Find all pairs of consecutive odd positive integers, both of which are smaller than 10 such that their sum is more than 11.
Solution:
Let two consecutive positive integers be 2n – 1, 2n + 1 where n ≥ 1 ∈ Z,
Given that 2n – 1 < 10 and 2n + 1 < 10
∴ 2n < 11 and 2n < 9
∴ 2n < 9
∴ n < \(\frac{9}{2}\) …..(i) Also, (2n – 1) + (2n + 1) > 11
∴ 4n > 11
∴ n > \(\frac{11}{4}\) …….(ii)
From (i) and (ii)
\(\frac{11}{4}<n<\frac{9}{2}\) Since, n is an integer,
∴ n = 3, 4
n = 3 gives 2n – 1 = 5, 2n + 1 = 7
and n = 4 gives 2n – 1 = 7, 2n + 1 = 9
∴ The pairs of positive consecutive integers are (5, 7) and (7, 9).

Question 8.
Find all pairs of consecutive even positive integers, both of which are larger than 5 such that their sum is less than 23.
Solution:
Let 2n, 2n + 2 be two positive consecutive integers where n ≥ 1 ∈ Z.
Given that 2n > 5 and 2n + 2 > 5
∴ n > \(\frac{5}{2}\) and 2n > 3
∴ n > \(\frac{5}{2}\) and n > \(\frac{3}{2}\)
∴ n > \(\frac{5}{2}\) ……(i)
Also (2n) + (2n + 2) < 23
∴ 4n + 2 < 23
∴ 4n < 21
∴ n < \(\frac{21}{4}\) ……(ii)
From (i) and (ii)
\(\frac{5}{2}<n<\frac{21}{4}\) and n is an integer.
∴ n = 3, 4, 5
n = 3 gives 2n = 6, 2n + 2 = 8
n = 4 gives 2n = 8, 2n + 2 = 10
n = 5 gives 2n = 10, 2n + 2 = 12
∴ The pairs of positive even consecutive integers are (6, 8) (8, 10), (10, 12)

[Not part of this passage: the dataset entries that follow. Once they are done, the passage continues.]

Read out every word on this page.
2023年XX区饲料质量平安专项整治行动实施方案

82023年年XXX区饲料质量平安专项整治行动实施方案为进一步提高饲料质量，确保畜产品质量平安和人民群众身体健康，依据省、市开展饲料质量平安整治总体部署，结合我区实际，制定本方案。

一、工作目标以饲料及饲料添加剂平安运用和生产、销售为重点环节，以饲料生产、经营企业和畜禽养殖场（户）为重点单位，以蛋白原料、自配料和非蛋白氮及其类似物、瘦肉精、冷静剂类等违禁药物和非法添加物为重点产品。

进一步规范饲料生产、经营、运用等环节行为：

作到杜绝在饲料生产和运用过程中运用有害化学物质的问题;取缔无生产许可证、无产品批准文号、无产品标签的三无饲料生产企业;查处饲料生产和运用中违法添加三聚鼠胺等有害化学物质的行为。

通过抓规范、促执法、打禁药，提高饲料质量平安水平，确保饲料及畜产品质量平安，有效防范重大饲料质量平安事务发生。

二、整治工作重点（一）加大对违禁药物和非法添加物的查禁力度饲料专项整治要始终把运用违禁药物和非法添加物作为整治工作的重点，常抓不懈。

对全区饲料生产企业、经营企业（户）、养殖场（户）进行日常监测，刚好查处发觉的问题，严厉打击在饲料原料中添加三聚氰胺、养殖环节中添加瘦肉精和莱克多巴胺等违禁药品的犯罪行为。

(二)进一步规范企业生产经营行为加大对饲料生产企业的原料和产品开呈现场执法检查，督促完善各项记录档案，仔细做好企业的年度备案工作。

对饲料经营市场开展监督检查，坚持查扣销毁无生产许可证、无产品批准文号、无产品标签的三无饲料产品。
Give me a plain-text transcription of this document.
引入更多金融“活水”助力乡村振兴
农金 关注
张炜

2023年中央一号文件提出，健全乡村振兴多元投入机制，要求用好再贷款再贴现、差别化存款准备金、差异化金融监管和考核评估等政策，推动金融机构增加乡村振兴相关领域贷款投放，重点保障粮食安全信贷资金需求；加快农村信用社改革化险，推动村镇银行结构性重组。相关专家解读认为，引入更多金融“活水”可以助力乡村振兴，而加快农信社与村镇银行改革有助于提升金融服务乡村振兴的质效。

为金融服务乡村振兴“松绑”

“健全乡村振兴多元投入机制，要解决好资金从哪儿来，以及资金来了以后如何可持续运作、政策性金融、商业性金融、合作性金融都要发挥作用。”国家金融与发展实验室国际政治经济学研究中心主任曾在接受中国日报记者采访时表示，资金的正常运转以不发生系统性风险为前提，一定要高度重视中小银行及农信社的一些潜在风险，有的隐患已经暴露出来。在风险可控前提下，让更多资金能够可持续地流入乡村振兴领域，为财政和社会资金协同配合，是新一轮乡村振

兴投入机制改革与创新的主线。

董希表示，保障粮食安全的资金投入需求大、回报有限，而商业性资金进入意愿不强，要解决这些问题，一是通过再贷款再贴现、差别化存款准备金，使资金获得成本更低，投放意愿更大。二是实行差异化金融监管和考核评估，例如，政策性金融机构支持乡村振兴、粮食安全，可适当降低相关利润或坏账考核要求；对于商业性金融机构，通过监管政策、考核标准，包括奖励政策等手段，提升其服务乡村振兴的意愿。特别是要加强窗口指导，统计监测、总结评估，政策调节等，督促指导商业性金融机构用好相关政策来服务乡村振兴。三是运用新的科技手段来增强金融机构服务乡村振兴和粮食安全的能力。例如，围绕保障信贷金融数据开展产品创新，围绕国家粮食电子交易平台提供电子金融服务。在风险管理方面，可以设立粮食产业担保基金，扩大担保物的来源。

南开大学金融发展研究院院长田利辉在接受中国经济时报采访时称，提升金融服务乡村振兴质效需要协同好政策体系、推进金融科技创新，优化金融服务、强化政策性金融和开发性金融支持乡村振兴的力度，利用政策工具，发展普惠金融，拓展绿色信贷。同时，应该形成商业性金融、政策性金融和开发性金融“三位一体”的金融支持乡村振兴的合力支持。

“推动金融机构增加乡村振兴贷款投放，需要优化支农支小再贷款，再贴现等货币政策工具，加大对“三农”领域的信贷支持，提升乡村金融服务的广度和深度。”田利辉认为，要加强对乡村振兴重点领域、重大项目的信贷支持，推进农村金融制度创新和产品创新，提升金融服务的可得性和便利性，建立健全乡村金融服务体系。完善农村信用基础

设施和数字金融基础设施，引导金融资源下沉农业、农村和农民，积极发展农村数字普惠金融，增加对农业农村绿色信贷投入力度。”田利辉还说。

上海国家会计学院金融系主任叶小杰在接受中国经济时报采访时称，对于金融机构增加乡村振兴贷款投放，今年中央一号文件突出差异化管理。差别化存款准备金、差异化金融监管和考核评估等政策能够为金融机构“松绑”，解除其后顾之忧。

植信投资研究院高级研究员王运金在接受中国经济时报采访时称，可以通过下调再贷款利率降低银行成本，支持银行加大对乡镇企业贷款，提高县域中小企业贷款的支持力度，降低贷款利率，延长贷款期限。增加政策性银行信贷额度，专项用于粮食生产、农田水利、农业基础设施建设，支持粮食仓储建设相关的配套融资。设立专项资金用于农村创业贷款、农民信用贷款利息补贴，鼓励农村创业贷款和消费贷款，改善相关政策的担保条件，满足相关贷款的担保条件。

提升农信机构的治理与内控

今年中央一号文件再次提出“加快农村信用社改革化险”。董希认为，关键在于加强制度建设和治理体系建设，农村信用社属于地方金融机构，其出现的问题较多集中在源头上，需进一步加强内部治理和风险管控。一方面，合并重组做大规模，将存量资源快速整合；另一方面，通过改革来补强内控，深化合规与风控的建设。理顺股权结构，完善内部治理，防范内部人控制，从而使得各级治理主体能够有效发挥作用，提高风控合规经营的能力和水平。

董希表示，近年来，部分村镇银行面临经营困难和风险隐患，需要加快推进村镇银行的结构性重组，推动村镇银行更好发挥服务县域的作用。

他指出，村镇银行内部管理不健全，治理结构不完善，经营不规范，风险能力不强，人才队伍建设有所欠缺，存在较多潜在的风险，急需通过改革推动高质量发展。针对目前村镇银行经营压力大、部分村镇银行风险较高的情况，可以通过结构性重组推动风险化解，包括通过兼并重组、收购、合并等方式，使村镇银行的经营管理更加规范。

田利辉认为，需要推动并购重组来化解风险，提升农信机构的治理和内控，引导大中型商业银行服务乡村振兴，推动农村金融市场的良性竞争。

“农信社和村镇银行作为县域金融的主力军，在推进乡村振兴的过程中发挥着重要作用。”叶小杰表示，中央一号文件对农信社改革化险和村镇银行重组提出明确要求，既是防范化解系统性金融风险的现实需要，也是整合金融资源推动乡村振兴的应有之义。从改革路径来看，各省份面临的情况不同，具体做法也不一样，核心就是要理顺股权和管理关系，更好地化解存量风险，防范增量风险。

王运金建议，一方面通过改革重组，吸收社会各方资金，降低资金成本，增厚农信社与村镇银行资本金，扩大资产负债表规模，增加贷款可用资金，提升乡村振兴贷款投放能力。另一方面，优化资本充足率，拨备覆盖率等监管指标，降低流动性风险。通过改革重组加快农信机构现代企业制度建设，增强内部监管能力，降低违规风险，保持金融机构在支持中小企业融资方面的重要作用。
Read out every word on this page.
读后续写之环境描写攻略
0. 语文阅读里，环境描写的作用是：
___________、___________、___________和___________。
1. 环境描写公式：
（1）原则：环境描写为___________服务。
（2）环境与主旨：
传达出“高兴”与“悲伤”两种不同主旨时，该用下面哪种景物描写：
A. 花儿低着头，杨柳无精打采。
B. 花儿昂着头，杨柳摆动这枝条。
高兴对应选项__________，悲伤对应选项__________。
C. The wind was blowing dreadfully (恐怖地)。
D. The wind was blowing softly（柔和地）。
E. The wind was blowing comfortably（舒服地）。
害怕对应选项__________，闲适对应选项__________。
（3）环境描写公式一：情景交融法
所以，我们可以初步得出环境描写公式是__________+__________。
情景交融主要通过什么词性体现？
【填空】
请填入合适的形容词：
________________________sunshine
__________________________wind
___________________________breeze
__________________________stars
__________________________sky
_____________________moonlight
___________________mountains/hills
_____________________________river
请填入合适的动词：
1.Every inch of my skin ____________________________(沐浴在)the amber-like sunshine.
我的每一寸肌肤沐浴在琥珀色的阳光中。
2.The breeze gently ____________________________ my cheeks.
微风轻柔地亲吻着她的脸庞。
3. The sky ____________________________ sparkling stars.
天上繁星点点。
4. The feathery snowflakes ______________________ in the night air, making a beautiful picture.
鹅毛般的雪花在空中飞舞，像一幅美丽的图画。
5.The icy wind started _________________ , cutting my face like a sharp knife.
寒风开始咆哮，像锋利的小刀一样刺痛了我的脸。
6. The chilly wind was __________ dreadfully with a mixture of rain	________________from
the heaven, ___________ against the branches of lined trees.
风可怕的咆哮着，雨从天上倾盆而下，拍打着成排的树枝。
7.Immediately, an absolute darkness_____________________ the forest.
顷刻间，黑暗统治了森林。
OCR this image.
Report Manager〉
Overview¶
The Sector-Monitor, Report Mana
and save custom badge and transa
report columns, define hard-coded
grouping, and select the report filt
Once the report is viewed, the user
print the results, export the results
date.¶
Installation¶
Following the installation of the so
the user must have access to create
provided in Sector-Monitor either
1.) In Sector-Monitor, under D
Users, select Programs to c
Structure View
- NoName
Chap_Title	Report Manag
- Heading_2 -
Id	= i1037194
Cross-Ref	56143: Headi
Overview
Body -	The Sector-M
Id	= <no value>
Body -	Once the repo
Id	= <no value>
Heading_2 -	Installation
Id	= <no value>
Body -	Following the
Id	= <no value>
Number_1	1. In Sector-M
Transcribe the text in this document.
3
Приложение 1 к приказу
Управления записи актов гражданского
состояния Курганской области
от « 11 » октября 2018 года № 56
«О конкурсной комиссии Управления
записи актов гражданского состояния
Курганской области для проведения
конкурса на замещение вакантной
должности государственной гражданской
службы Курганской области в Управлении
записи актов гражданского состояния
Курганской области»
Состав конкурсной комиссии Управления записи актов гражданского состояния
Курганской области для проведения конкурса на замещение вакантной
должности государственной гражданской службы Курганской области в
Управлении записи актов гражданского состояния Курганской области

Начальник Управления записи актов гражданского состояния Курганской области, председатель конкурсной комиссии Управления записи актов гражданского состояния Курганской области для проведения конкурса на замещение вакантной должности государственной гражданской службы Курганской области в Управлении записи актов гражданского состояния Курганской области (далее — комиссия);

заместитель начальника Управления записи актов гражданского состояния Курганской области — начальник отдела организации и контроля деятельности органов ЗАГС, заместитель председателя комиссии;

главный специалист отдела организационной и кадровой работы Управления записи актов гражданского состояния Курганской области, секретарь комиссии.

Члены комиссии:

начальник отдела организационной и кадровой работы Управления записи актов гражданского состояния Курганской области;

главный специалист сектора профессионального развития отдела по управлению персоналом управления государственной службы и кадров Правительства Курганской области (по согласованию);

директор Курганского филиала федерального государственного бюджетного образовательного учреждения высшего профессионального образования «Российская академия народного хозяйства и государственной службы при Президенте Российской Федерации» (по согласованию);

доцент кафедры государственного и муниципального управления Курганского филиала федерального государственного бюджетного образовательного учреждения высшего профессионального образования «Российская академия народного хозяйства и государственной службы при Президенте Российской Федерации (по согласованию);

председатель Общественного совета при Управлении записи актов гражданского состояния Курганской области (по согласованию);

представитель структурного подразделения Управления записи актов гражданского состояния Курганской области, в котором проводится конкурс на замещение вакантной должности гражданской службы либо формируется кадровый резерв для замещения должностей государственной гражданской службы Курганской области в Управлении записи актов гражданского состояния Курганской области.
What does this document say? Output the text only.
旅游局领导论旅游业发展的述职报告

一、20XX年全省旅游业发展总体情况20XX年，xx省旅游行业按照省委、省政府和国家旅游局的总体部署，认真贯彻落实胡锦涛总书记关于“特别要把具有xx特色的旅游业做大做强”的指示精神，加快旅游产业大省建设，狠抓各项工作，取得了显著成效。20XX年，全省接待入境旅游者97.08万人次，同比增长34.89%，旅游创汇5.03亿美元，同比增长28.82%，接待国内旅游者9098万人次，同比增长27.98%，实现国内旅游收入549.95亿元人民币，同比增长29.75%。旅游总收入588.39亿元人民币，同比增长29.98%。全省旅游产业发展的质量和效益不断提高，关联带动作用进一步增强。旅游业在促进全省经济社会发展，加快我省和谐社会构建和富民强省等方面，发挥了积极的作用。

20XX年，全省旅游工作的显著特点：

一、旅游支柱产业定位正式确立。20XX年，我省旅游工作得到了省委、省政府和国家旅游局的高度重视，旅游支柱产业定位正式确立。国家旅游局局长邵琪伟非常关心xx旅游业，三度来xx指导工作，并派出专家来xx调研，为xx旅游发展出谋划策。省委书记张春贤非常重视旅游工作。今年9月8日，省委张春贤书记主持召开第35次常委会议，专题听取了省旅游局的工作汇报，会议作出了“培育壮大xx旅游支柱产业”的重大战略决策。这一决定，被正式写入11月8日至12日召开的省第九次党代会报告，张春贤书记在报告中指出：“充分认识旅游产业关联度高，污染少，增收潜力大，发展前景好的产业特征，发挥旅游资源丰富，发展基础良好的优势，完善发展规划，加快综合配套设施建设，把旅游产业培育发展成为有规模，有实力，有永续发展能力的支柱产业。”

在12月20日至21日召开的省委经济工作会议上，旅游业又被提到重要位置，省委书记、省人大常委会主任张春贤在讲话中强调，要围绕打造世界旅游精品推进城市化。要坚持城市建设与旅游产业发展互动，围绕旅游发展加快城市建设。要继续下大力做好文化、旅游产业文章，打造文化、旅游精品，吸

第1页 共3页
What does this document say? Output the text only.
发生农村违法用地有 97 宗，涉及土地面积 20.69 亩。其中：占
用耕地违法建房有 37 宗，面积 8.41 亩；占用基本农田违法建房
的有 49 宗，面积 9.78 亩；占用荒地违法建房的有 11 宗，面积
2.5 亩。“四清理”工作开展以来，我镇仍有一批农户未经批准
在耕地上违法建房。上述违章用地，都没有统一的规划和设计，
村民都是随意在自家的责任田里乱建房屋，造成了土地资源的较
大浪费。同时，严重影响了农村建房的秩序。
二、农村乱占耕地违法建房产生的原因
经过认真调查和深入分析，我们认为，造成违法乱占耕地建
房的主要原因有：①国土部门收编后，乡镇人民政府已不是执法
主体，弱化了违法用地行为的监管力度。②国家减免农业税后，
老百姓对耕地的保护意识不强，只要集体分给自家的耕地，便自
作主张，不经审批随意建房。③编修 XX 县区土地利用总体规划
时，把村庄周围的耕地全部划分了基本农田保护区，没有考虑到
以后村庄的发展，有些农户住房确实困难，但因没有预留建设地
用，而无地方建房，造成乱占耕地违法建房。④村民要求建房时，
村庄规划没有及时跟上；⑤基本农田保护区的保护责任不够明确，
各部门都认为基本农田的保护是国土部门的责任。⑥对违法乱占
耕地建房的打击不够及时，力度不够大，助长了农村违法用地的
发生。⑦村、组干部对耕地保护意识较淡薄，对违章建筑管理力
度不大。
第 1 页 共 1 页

Maharashtra Board 11th Commerce Maths Solutions Chapter 8 Linear Inequations Ex 8.1

Question 9.
The longest side of a triangle is twice the shortest side and the third side is 2 cm longer than the shortest side. If the perimeter of the triangle is more than 166 cm then find the minimum integer length of the shortest side.
Solution:
Let the shortest side be x.
Then longest side length = 2x
and third side length = x + 2
Perimeter = x + 2x + x + 2 = 4x +2
Given, perimeter > 166
∴ 4x + 2 > 166
∴ 4x > 164
∴ x > 41
∴ Minimum integer length of shortest side is 42 cm.